Sunday, November 24, 2013

Bringing Change to Market East

Karen Heller's recent assessment of the state of Market East and it's future is pleasantly hopeful, and its numbers informative. Market East and East Chestnut are, of course, Center City's final frontier.

We've all been there and scratched our heads wondering why. The reasons are complex but common. Almost every post industrial American city has or has had a deteriorating stretch of forgotten retail space. Given the fate of cities like Cleveland or Detroit, Philadelphia's Market East has fared better than its given reputation.

It's not pleasant but it's relevant.

SSH Investments - Girard Trust property

The end result of midcentury suburbanization and poorly planned Cold War era design, the Gallery at Market East attempted to compete with King of Prussia and Cherry Hill Mall by providing urbanites with the indoor retail amenities that city planners assumed we wanted.
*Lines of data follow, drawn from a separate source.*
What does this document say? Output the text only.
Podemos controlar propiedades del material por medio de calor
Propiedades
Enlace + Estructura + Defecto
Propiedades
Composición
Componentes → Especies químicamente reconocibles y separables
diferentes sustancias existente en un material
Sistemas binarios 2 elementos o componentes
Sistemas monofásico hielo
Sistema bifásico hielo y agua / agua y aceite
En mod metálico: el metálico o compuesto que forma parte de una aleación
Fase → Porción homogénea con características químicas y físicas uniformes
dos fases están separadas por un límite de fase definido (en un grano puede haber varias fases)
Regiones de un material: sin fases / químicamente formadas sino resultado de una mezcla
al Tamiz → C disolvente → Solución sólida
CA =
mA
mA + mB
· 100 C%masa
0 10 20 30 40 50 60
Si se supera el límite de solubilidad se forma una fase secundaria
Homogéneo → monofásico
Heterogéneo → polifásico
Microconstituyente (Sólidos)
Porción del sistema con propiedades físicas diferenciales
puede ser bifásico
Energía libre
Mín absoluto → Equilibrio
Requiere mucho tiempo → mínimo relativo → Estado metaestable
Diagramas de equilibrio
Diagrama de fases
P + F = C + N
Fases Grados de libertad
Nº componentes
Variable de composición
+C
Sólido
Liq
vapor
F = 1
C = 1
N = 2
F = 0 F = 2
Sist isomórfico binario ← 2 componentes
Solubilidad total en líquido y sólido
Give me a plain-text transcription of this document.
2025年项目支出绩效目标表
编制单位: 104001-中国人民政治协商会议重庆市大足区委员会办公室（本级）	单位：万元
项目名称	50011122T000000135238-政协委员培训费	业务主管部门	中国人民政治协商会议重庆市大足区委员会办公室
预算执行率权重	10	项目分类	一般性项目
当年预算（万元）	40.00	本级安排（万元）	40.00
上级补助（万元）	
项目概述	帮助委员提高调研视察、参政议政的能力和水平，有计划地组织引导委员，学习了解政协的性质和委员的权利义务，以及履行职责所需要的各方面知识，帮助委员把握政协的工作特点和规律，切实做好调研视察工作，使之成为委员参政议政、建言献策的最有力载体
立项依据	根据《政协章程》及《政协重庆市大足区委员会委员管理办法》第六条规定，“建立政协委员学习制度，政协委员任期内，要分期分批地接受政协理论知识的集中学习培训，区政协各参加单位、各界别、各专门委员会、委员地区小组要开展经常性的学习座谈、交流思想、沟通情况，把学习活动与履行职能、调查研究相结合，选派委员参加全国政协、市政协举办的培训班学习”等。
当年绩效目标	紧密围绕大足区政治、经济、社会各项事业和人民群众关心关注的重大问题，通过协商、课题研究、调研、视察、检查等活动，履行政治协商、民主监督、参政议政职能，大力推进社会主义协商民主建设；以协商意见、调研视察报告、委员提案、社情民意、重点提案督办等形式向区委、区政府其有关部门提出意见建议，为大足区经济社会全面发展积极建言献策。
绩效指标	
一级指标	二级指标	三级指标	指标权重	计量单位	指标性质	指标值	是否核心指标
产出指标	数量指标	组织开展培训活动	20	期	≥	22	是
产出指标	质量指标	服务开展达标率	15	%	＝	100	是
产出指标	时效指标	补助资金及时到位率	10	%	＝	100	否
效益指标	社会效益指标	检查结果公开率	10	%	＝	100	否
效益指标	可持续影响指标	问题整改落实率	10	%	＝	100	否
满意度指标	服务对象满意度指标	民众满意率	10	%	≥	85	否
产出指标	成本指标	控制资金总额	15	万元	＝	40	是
Market East should have become Philadelphia's answer to Chicago's miracle mile, but the city's overzealous planning stalled when it created a canyon of undesirable street life. Market East became trapped between Center City's central business district on West Market and Society Hill's historic district, leaving it with no reason for anyone to be there.
 
It was a good idea but it wasn't organic. When city planners over-plan they tend to take a suburban approach. Every place takes on a role. That's not what urbanites want or what tourists want when they visit a big city. That's why West Market Street, despite its dazzling skyscrapers, is a ghost town at night.

Market East's attempt to become the region's premier retail corridor was fleeting and has long been forgotten. Salvaging what's become of it has been the primary goal for decades. We've been teased with plans to revitalize the Gallery, potential casinos, and various skyscrapers. Morale surrounding development opportunities has become so grim the simple idea of a few display windows at Kmart seems like a herculean feat.

While the Gallery at Market East is the neighborhood's largest presence, it's also a major obstacle. Still, management at the Gallery seems to be waiting for neighbors to make the first move, or the city to pull the plug.

It's like the annoying neighbor who refuses to mow the grass complaining about the neighborhood. It doesn't cost a dime to ask Old Navy to properly use its display windows. Instead of telling homeless people to stop sleeping on its desolate Filbert Street façade, the Gallery put up an iron fence. That's inviting.

SSH Investments seems poised to give Market Street the injection it needs, and the competition the Gallery needs to get its act together.

Plans for a revitalized, and tall, Girard Trust property are nothing new. Prior design studies for improvements have includesdthis spectacular proposal by EEK Architects.

SSH signed a 150 year lease with the Girard Trust, the four acre parcel between 11th and 12th, promising to blow us away in the next few years. Tentative plans include a retail complex capped with apartment towers.

Lately development and discussion has been primarily focused on the Pennsylvania Convention Center, pandering Market East proposals at conventioneers who often don't care what city they're in.

The center's numbers dwindling, massive debt, it's become the money pit everyone but those in City Hall seemed to know it would become. That's enough to prove to anyone that conventioneers are not the demographic Market East needs to accommodate.

Center City is certainly more than the Pennsylvania Convention Center. Those indebted to the site seem solely focused on the center while simultaneously discussing what a disaster it has become. This face saving dialogue is futile.

If SSH can truly pull off a successful revitalization at the Girard Trust property, one that includes residents, it can change the game at Market East and give the neighborhood more to work with than convention numbers that continue to decline.

Plans for a revitalized Girard Trust property have circulated in the past, and phased projects that promise exciting towers routinely leave us with a stump. The Gallery might be as successful as Liberty Place's shopping center if it was capped with the two office towers it was built to support.

If SSH can't bring it's game, the Girard Trust property could become the Gallery 2.0. But if it can bring hundreds of residents to 11th and Market, it brings hundreds of pedestrians to the street and, more importantly, people looking for a place to shop.